You’ll need to know when certain objects are to be delivered, you’ll need to plan the workmen who’ll carry it or install different items of furniture, and you’ll want to do all of this in such a way that not a day is wasted in your creation of the interior you’ve thought up.
All of this takes planning nous, and that nous is often supplemented by technology that helps you chart out your time and the tasks you still have outstanding. In interior design, many tasks also require a previous task to be completed before they’re commenced. Think here of wall painting before you install the furniture.
Online planning charts often have features that allow you to set up these depending on factors, which means that you can tick off pressing tasks and unlock the following task as quickly as possible when you’re working to tight deadlines.
Websites
If you’re a successful interior designer, your phone is probably ringing off the hook with potential clients looking to engage your services. Word spreads fast about the role you’re in and the job you do, and it won’t take too much time before you’re well known in your operating area, and you are enjoying a high quantity of work.
But if you’re just starting out, or you have yet to become well known, a website can really help you generate a little publicity for your approach and new clients to work with.
Setting up a website is remarkably easy. You’ll just need to engage with one of the many website builders out there, which are designed for ease of use so that even a complete newcomer to website building can create something aesthetically pleasing and accessible in an afternoon.
Remember that your key pages on your website will be case studies: examples of the projects you’ve pulled off recently and a little text to describe your thought process.
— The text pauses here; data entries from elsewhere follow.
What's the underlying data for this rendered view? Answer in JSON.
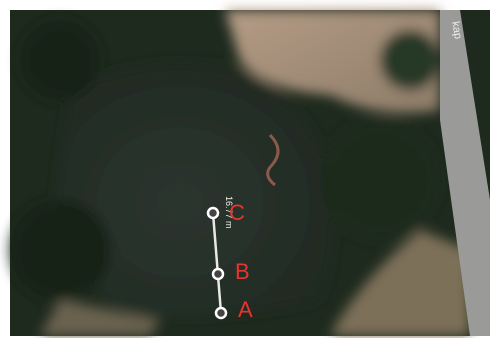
{
  "map": {
    "road_label": "kap"
  },
  "measurement": {
    "distance": "16.77 m"
  },
  "markers": [
    {
      "label": "C"
    },
    {
      "label": "B"
    },
    {
      "label": "A"
    }
  ]
}
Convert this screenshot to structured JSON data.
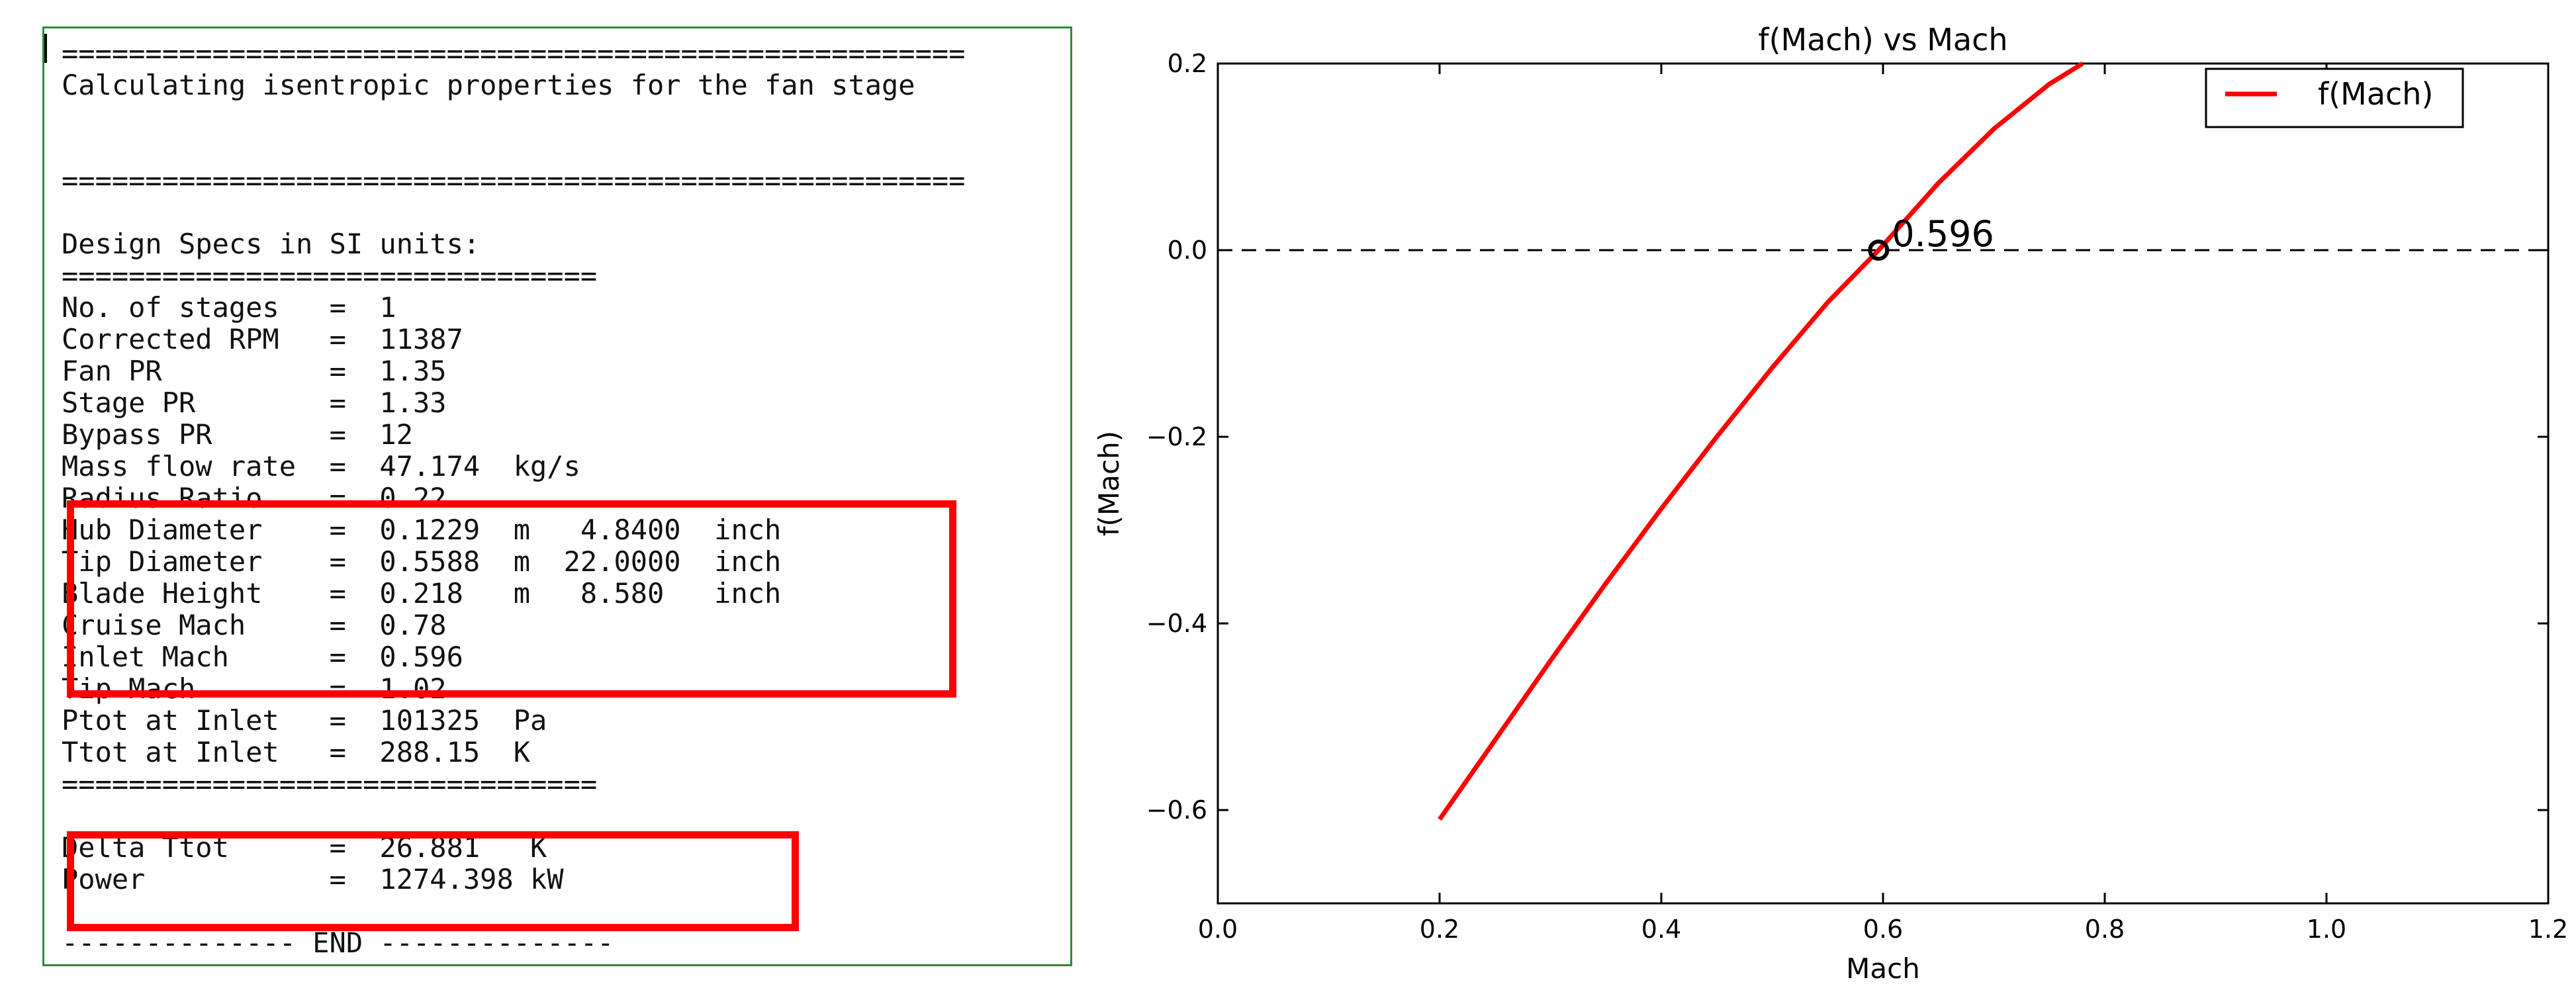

It’s reading these that will help potential clients get in touch and ask to engage your services.
Social Media
As well as a website, social media feels like it’s made for interior designers. There are thousands of interior design pages on the likes of Instagram and Pinterest, where fans of the craft share their favorite looks and designs on “mood boards,” which they share with their followers. Existing interior design professionals also leverage this media to help show off their latest work.
At a minimum, you should be posting excellent, alluring photographs of your work on Instagram. That’s where you are most likely to be seen by those who are searching for interior design tips and tricks. You should also consider making an account on other visual social media platforms, such as Facebook, YouTube, and Pinterest.
Architect’s Software
Finally, if you’re also willing to do a little home remodeling – knocking in walls, for instance, in order to create open-plan interiors – then you’re going to find architect’s software incredibly useful. It’s worth taking a short course online to help you get to grips with this technology if you’re not already familiar with how it works.
It’s designed to help you visualize and plan radically new interiors while still paying attention to the structural integrity of the home you’re looking to change. While the plans for extensions and the knocking in of walls belong to builders, having access to his software will help you better visualize the end results of such larger-scale home changes.
There you have it: the key technology that every interior designer should engage in this year.